Chemistry of Sugar Formation in the Gas Phase: Following the Activated Aldehyde
David L. Osborn, Clément Soulié, Bibek Samanta, H. Reisler, Judit Zádor
Abstract
Sugars are produced by living organisms, and are required building blocks for life as we know it, which raises the foundational question of how sugars formed in a prebiotic environment. The abiotic formose reaction produces sugars from formaldehyde, but our understanding of its initiation step remains murky, with chemists invoking the concept of an “activated aldehyde” to seed this reaction. Singlet hydroxycarbenes, high-energy isomers of aldehydes, were recently reported to facilitate sugar formation under cold, nonaqueous conditions relevant to interstellar environments. We generate singlet methylhydroxycarbene ( 1 CH 3 –C̈–OH) from the photodissociation of pyruvic acid and experimentally measure its gas-phase reaction with d 4 -acetaldehyde using multiplexed photoionization mass spectrometry. The C 4 H 4 D 4 O 2 isomer d 4 -acetoin is the sole product, which we kinetically link to the reactant CH 3 –C̈–OH, and attribute to a carbonyl-ene formation mechanism. We see no evidence of 3-hydroxybutanal, the C–H insertion product expected in carbene chemistry.
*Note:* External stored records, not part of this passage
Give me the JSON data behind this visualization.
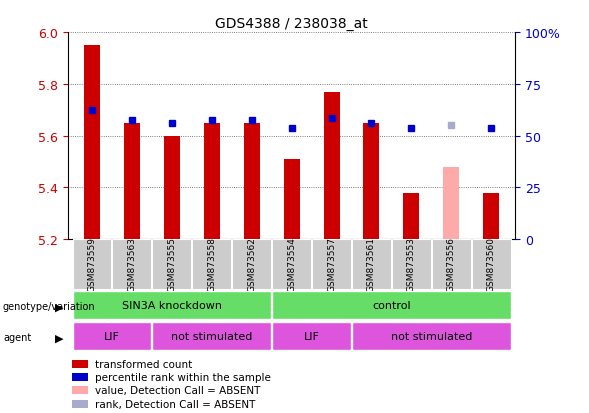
{
  "title": "GDS4388 / 238038_at",
  "samples": [
    "GSM873559",
    "GSM873563",
    "GSM873555",
    "GSM873558",
    "GSM873562",
    "GSM873554",
    "GSM873557",
    "GSM873561",
    "GSM873553",
    "GSM873556",
    "GSM873560"
  ],
  "red_values": [
    5.95,
    5.65,
    5.6,
    5.65,
    5.65,
    5.51,
    5.77,
    5.65,
    5.38,
    null,
    5.38
  ],
  "blue_values": [
    5.7,
    5.66,
    5.65,
    5.66,
    5.66,
    5.63,
    5.67,
    5.65,
    5.63,
    null,
    5.63
  ],
  "absent_red": [
    null,
    null,
    null,
    null,
    null,
    null,
    null,
    null,
    null,
    5.48,
    null
  ],
  "absent_blue": [
    null,
    null,
    null,
    null,
    null,
    null,
    null,
    null,
    null,
    5.64,
    null
  ],
  "ylim": [
    5.2,
    6.0
  ],
  "yticks": [
    5.2,
    5.4,
    5.6,
    5.8,
    6.0
  ],
  "right_yticks": [
    0,
    25,
    50,
    75,
    100
  ],
  "right_ylabels": [
    "0",
    "25",
    "50",
    "75",
    "100%"
  ],
  "bar_bottom": 5.2,
  "bar_width": 0.4,
  "red_color": "#cc0000",
  "blue_color": "#0000cc",
  "absent_red_color": "#ffaaaa",
  "absent_blue_color": "#aaaacc",
  "grid_color": "#555555",
  "background_color": "#ffffff",
  "label_color_left": "#cc0000",
  "label_color_right": "#0000cc",
  "gv_groups": [
    {
      "label": "SIN3A knockdown",
      "start": 0,
      "end": 5
    },
    {
      "label": "control",
      "start": 5,
      "end": 11
    }
  ],
  "agent_groups": [
    {
      "label": "LIF",
      "start": 0,
      "end": 2
    },
    {
      "label": "not stimulated",
      "start": 2,
      "end": 5
    },
    {
      "label": "LIF",
      "start": 5,
      "end": 7
    },
    {
      "label": "not stimulated",
      "start": 7,
      "end": 11
    }
  ],
  "green_color": "#66dd66",
  "magenta_color": "#dd55dd",
  "gray_cell_color": "#cccccc",
  "legend_items": [
    {
      "color": "#cc0000",
      "label": "transformed count"
    },
    {
      "color": "#0000cc",
      "label": "percentile rank within the sample"
    },
    {
      "color": "#ffaaaa",
      "label": "value, Detection Call = ABSENT"
    },
    {
      "color": "#aaaacc",
      "label": "rank, Detection Call = ABSENT"
    }
  ]
}
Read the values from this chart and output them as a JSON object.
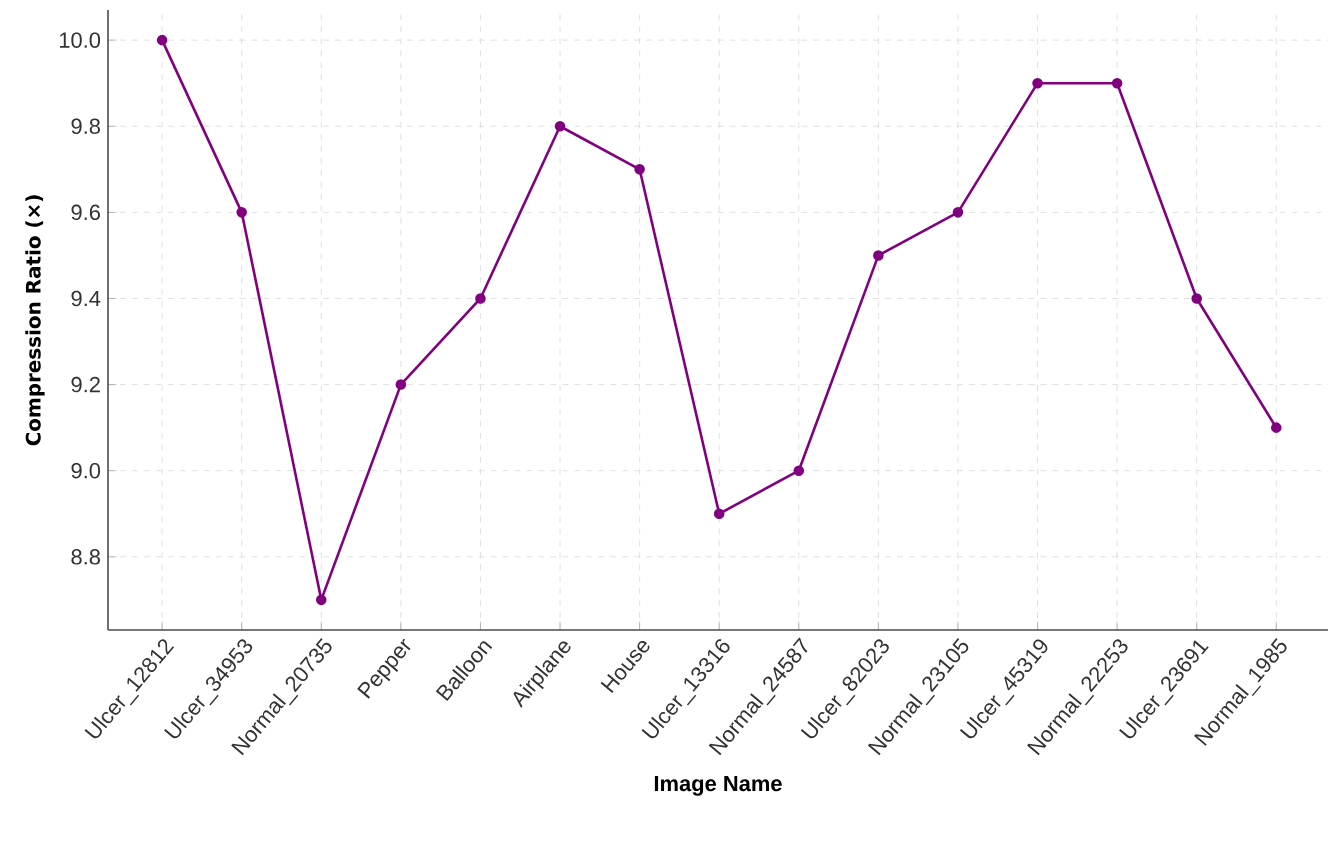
{
  "chart_data": {
    "type": "line",
    "xlabel": "Image Name",
    "ylabel": "Compression Ratio (×)",
    "categories": [
      "Ulcer_12812",
      "Ulcer_34953",
      "Normal_20735",
      "Pepper",
      "Balloon",
      "Airplane",
      "House",
      "Ulcer_13316",
      "Normal_24587",
      "Ulcer_82023",
      "Normal_23105",
      "Ulcer_45319",
      "Normal_22253",
      "Ulcer_23691",
      "Normal_1985"
    ],
    "series": [
      {
        "color": "#800080",
        "values": [
          10.0,
          9.6,
          8.7,
          9.2,
          9.4,
          9.8,
          9.7,
          8.9,
          9.0,
          9.5,
          9.6,
          9.9,
          9.9,
          9.4,
          9.1
        ]
      }
    ],
    "ylim": [
      8.63,
      10.07
    ],
    "yticks": [
      8.8,
      {
        "value": 9.0,
        "label": "9.0"
      },
      9.2,
      9.4,
      9.6,
      9.8,
      {
        "value": 10.0,
        "label": "10.0"
      }
    ],
    "grid": true,
    "marker": "circle",
    "line_style": "solid"
  }
}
Using automated exploration we calculate stationary points on the potential energy surface and report master equation rate coefficients from T = 20–600 K, providing quantitative kinetics of this fast reaction for use in chemical models. The prereactive complex in this reaction is stabilized by both hydrogen bonding and electrophilic carbene C═O interactions. These effects create a short-range dynamical bottleneck for the reaction besides the long- and midrange barrierless bottlenecks. Combined with recent reports of 1 HC̈OH production from methanol photodissociation and pyruvic acid production in cold irradiated ices, this work provides evidence that singlet hydroxycarbene + aldehyde chemistry is a feasible path to prebiotic sugar formation.